Westover was raised in a rural "survivalist" family in Idaho by a father who thought Armageddon was just around the corner and who was preparing for the day when the government would control every detail of every person's life. Neither she nor her six siblings, at least most of them, ever went to a hospital, ever saw a doctor, ever got vaccinated, ever attended school and ever received a birth certificate. Whatever education she had - which consisted largely in midwifery and the manufacture and use of various home remedies - she picked up at home from her mother.
Despite these disadvantages, despite her father's recklessness, paranoia and general whackiness, despite being terrorized by a psychopathic older brother, despite her mother's extraordinary submission to her husband's will, even to the point of allowing her children to suffer both physical and psychological harm at the hands of the older brother, Tara managed to get accepted at Brigham Young University, and within about a decade she had earned a PhD at Cambridge University.
Notwithstanding her lack of even the most rudimentary background knowledge - she had never heard of the holocaust and had no idea what it was when she entered BYU - she was like a dry sponge soaking up knowledge, teaching herself math, writing and history, eventually achieving her doctorate in history and writing a best-selling book of her own.

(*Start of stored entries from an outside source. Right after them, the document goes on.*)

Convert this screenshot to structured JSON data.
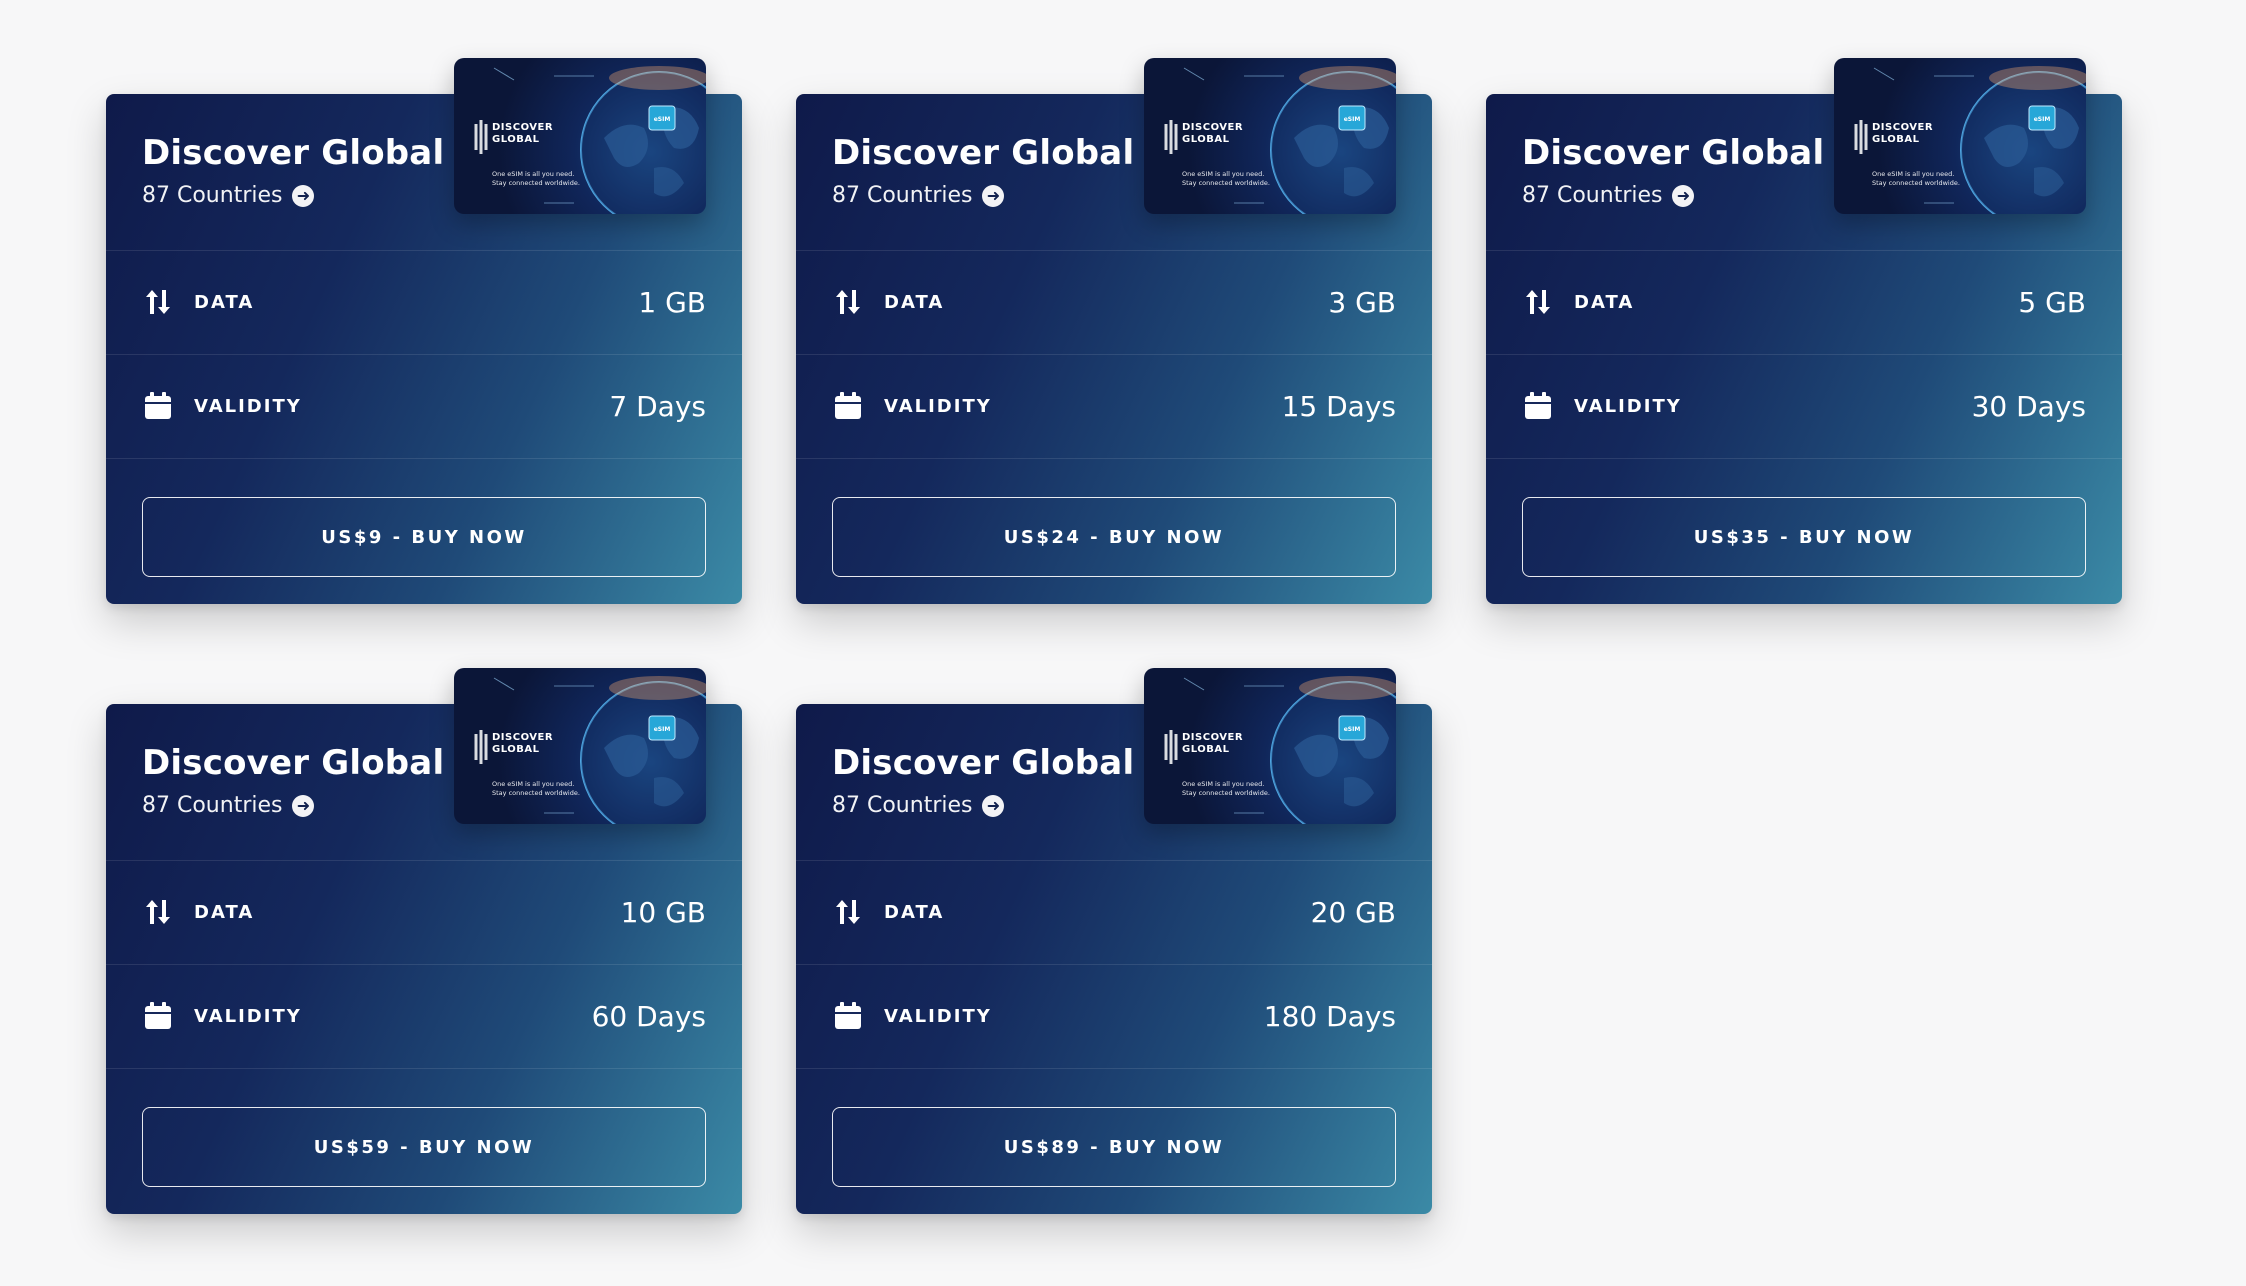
{
  "colors": {
    "background": "#f7f7f8",
    "card_gradient_start": "#0f1a4a",
    "card_gradient_end": "#3b8aa6",
    "text": "#ffffff"
  },
  "labels": {
    "data": "DATA",
    "validity": "VALIDITY"
  },
  "esim_image": {
    "brand_line1": "DISCOVER",
    "brand_line2": "GLOBAL",
    "chip_label": "eSIM",
    "tagline_line1": "One eSIM is all you need.",
    "tagline_line2": "Stay connected worldwide."
  },
  "plans": [
    {
      "title": "Discover Global",
      "countries": "87 Countries",
      "data": "1 GB",
      "validity": "7 Days",
      "button": "US$9 - BUY NOW"
    },
    {
      "title": "Discover Global",
      "countries": "87 Countries",
      "data": "3 GB",
      "validity": "15 Days",
      "button": "US$24 - BUY NOW"
    },
    {
      "title": "Discover Global",
      "countries": "87 Countries",
      "data": "5 GB",
      "validity": "30 Days",
      "button": "US$35 - BUY NOW"
    },
    {
      "title": "Discover Global",
      "countries": "87 Countries",
      "data": "10 GB",
      "validity": "60 Days",
      "button": "US$59 - BUY NOW"
    },
    {
      "title": "Discover Global",
      "countries": "87 Countries",
      "data": "20 GB",
      "validity": "180 Days",
      "button": "US$89 - BUY NOW"
    }
  ]
}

It's an incredible story and one from which young people can take the lesson that a weak educational background doesn't have to condemn one to a life of ignorance. It's possible through hard work to compensate for the learning and social skills one never received growing up.
Nor does a dysfunctional home environment have to determine our destiny as adults. Tara and her six siblings were raised in poverty in an auto salvage yard run by her apparently bi-polar father and a timid, acquiescent mother. The Westover siblings all had fairly similar backgrounds. Yet three of them eventually earned PhDs and managed to transcend their intellectually and socially disadvantaged childhoods.
It seems nearly miraculous, but it's apparently true, and what she and her siblings accomplished can also be accomplished by others who have the will and determination to surmount the environment into which they were born and reach their fullest potential as human beings.
Tara Westover's story is an inspiration, but one hopes that the scars of her childhood and the trauma of being estranged from her family, as she subsequently has been, don't prevent her from enjoying healthy relationships with others in the years ahead.